Innovative Probe

Le sonde passive rappresentano un componente fondamentale delle piattaforme di Service Assurance e Network Analytics, consentendo il monitoraggio non intrusivo del traffico sulle interfacce della core network.

Operando in modalità completamente passiva, la sonda intercetta e analizza il traffico di segnalazione e dati senza interferire con il normale funzionamento della rete e senza introdurre latenza nei flussi di comunicazione. Il sistema è in grado di acquisire in tempo reale i messaggi scambiati sulle principali interfacce di rete, supportando ambienti multi-tecnologia che spaziano dalle reti 2G, 3G e 4G LTE fino alle architetture 5G Standalone (5G SA).
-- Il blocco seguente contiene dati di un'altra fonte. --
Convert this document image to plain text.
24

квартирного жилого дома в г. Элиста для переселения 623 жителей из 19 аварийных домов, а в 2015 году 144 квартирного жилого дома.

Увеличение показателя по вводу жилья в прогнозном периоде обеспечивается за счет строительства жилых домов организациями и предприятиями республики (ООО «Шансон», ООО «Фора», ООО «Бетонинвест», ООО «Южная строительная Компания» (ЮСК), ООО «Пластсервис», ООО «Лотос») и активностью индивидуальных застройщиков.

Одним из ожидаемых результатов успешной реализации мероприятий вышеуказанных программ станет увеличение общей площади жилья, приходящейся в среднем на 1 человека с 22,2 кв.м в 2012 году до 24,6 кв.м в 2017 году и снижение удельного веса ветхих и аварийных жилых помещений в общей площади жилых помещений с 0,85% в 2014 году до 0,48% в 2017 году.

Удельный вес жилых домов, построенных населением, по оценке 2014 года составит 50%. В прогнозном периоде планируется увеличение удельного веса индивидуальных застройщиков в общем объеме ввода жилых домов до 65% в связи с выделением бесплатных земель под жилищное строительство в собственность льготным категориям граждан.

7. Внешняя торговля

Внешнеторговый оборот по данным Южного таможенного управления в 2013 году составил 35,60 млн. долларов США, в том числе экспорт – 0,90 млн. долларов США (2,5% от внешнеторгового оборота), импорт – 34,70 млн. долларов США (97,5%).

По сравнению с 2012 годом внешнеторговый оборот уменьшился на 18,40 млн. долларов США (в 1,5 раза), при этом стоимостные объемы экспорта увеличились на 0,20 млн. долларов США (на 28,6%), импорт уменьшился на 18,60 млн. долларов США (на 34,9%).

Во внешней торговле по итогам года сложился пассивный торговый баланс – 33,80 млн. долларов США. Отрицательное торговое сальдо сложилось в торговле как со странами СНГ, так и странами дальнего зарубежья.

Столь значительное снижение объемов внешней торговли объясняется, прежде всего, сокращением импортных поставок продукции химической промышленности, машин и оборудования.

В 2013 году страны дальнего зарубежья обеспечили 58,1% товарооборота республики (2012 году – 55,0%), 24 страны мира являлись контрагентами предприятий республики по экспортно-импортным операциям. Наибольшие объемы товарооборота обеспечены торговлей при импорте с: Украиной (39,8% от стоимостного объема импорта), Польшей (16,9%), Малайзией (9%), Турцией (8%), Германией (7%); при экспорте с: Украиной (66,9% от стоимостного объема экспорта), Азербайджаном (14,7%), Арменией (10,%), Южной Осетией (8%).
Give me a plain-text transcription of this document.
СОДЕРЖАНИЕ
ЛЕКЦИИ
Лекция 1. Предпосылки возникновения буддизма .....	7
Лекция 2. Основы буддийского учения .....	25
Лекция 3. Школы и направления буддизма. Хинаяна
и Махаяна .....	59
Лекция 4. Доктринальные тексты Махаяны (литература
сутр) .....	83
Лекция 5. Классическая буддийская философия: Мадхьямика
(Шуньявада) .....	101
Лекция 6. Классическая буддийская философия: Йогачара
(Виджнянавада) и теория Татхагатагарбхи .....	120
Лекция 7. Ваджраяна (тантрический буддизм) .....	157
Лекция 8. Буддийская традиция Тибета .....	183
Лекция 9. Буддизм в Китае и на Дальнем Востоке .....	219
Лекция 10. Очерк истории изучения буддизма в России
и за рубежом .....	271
Nelle moderne architetture di rete basate su Network Function Virtualization (NFV) e cloud-native network functions, componenti come vEPC, vIMS e altre VNF non dispongono nativamente di una visione completa delle sessioni di servizio end-to-end, pertanto si rende necessario un monitoraggio esterno per correlare l’intera sessione utente. In questo contesto, le sonde passive – sia fisiche che virtuali – svolgono un ruolo essenziale nel raccogliere e correlare i messaggi provenienti da diverse interfacce di rete.

Attraverso tecniche di session correlation e protocol decoding, il sistema è in grado di ricostruire il comportamento completo di una sessione di comunicazione, come ad esempio una chiamata VoLTE, una sessione dati o uno streaming video, fornendo piena visibilità sul percorso del servizio attraverso la rete.

Il monitoraggio passivo consente inoltre di raccogliere e archiviare grandi volumi di dati di rete, rendendoli disponibili per attività di troubleshooting avanzato, analisi delle prestazioni e ottimizzazione dei servizi. Questo aspetto assume particolare rilevanza nelle reti virtualizzate, dove il routing dei servizi può essere dinamicamente ottimizzato per gestire congestioni o guasti delle infrastrutture, rendendo complesso individuare a priori punti specifici della rete in cui misurare la qualità del servizio.

Le sonde Innovative mettono a disposizione i messaggi acquisiti sia nel formato originario (raw message) sia nel formato decodificato, consentendo analisi dettagliate da parte degli specialisti di rete e l’integrazione con piattaforme di OSS/BSS, analytics e sistemi di Business Intelligence.

Nel contesto delle reti di nuova generazione, il monitoraggio passivo può essere efficacemente integrato con tecniche di test attivo, che permettono di misurare indicatori chiave della qualità del servizio come latenza, jitter e perdita di pacchetti. L’orchestrazione combinata di test attivi e monitoraggio passivo consente di ottenere una visione completa delle prestazioni dei servizi end-to-end, migliorando la capacità degli operatori di individuare tempestivamente anomalie e degradazioni della qualità percepita dall’utente.